I have been astounded at the disregard for DCPS parent and educator engagement in the ESSA plan process even though we support 49,000 students every day. OSSE has touted that it held “50 meetings with 100 organizations” throughout 2016 before the draft plan went public. We are supposed to applaud that as great public engagement. Who were those private meetings with?

  • 50 charter schools or charter organizations
  • 34 national education groups
  • Only 10 local education organizations
  • 4 universities
  • 4 DC government agencies including DCPS

This is a very unbalanced outreach plan where 84% of the input came from charters and
national organizations that have no understanding of how DCPS schools operate and what the needs of our students are.

OSSE did hold one public meeting in each ward in June 2016. I can’t take that seriously. Anyone that truly wants to engage parents and teachers does not do so at end of school and summer when communication with schools and parents is difficult. Let’s face it. The DCPS parent and educator community did not help create the draft.

After these 2016 meetings, parents and educators did not see the draft plan until January 30th of this year. We had only one month to give input on a plan that will affect our children’s education for the next 10 years.

Now, again, we are being treated as expendable in this process. The revised draft came out only yesterday yet we have to testify on its merits within 24 hours.

Parents appreciated the full set of State Board recommendations to improve the ESSA plan.

Yesterday’s revised draft plan includes some improvements and it’s clear our advocacy helped move the needle forward. But it was not without a massive effort by us to overcome the reluctance of OSSE to listen.

OSSE is not elected and so has less stake in our voice. But the State Board is elected and has power to say “wait – we can think more, plan more, do better.” Please stop saying September is too late. 30 states are waiting until September to submit their plans and they will start collecting baseline data in 17-18 just like DC. We could wait and build a better plan with deep buy in. But OSSE says they won’t. I urge you, our elected body, to vote no on the plan. But based on yesterday’s swift, seemingly pre-baked support of the tweaked OSSE plan, it seems you have already decided to stand down.

So tonight I’m standing up for parents and educators who do the daily work to build excellent DCPS schools to say that we as a community can do better. We should not make stakeholders beg for real engagement. Parents and educators should not be “processed out” of the system by back-door deals.

I ask OSSE and the State Board to commit today to a better process going forward.
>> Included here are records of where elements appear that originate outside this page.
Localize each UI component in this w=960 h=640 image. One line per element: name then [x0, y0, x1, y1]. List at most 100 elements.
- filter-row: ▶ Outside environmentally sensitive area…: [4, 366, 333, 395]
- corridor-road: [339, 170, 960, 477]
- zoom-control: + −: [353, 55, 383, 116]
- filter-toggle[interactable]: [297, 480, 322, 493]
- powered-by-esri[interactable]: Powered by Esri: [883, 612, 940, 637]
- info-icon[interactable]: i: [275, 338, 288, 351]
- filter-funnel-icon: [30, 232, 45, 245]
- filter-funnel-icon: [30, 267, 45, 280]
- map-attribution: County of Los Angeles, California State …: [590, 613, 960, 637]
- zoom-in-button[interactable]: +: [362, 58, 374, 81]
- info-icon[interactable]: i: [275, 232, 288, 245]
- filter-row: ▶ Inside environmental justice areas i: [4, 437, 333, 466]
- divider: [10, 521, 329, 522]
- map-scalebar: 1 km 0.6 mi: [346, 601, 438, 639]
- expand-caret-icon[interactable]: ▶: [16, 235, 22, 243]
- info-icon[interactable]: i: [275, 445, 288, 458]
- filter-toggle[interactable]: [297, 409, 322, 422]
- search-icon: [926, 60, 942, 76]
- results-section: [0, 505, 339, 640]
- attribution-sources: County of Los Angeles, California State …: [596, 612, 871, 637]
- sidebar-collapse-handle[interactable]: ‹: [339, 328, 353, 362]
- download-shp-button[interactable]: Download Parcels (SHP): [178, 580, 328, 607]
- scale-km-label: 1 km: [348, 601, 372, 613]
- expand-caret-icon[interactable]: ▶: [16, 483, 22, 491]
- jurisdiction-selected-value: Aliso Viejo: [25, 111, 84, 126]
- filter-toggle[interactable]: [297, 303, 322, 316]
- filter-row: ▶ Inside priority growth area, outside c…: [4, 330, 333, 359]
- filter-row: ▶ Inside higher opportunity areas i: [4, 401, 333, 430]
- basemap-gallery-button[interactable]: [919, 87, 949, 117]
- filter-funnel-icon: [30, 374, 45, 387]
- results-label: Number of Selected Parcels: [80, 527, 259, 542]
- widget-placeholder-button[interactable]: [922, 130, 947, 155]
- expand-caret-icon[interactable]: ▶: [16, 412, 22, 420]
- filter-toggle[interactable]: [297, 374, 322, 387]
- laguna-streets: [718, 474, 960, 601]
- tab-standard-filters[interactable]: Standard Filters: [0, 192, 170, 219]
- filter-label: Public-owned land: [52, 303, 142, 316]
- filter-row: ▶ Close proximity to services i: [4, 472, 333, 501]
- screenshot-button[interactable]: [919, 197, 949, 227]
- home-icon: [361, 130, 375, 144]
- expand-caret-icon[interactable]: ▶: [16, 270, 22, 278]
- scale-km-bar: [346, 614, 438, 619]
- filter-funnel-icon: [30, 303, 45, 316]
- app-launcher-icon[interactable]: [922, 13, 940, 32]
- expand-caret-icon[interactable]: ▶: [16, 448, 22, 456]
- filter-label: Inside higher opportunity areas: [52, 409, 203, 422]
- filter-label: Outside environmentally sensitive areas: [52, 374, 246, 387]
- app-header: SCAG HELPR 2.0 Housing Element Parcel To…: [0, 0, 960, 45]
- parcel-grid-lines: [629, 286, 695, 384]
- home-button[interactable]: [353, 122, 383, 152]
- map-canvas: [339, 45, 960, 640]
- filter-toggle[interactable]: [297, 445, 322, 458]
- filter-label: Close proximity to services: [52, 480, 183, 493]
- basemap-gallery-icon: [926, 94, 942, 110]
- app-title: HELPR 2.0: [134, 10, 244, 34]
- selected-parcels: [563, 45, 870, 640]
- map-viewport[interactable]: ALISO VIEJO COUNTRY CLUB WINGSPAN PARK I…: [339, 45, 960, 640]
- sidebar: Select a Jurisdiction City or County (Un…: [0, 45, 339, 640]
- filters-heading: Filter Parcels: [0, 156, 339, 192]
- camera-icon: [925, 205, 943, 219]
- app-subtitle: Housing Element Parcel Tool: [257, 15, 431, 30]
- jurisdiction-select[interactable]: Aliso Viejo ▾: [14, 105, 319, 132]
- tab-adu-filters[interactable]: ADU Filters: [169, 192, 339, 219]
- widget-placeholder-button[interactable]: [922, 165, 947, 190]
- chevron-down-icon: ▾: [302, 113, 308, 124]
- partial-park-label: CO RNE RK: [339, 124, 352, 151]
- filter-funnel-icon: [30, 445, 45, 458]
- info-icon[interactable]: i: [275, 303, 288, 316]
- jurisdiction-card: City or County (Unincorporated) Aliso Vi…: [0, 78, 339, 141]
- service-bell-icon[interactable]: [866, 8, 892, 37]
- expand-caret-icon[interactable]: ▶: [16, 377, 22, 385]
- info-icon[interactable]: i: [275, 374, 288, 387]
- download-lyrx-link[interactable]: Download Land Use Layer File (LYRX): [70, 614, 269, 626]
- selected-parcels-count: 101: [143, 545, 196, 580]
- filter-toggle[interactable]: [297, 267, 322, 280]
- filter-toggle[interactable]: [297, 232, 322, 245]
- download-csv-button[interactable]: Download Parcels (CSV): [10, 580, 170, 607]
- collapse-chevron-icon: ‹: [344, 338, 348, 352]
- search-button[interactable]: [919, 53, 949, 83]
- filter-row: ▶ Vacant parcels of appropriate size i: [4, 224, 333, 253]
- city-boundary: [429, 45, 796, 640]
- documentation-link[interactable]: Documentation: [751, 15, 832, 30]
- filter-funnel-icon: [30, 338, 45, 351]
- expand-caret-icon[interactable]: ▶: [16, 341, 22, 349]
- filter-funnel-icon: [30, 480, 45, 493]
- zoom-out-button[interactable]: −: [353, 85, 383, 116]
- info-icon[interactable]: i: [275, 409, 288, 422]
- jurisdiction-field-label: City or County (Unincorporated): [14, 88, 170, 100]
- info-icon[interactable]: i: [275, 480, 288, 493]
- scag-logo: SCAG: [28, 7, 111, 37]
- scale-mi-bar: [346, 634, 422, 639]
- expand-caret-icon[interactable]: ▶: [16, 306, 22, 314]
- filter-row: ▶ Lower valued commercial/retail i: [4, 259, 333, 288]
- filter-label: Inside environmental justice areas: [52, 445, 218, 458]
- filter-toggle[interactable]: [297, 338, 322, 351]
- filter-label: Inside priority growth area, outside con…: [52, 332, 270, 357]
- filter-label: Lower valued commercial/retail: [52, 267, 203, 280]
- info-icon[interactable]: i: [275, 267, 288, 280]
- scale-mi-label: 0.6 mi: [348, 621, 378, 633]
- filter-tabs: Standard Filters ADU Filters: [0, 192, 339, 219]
As
Superintendent Kang has said over and over, this plan is “just the beginning.” In fact, the plan is full of policies that include “let’s look into it more”, “let’s phase it in” and “let’s test it out first.”

So I ask you to make public and articulate in the plan:

  1. your commitment to full transparency and ongoing engagement;
  2. a schedule that you will execute on engagement at each phase of implementation with the intention of seeking ways to continuously improve the plan;
  3.  a process for implementing the Task Forces recommended by the State Board; and
  4. a process for sharing results of the pilot fully and hosting engagement meetings to
    discuss how as a community we should use the results to improve the system.

We hope that OSSE and the State Board support our calls for more engagement, more
innovation and more transparency. Our students deserve it.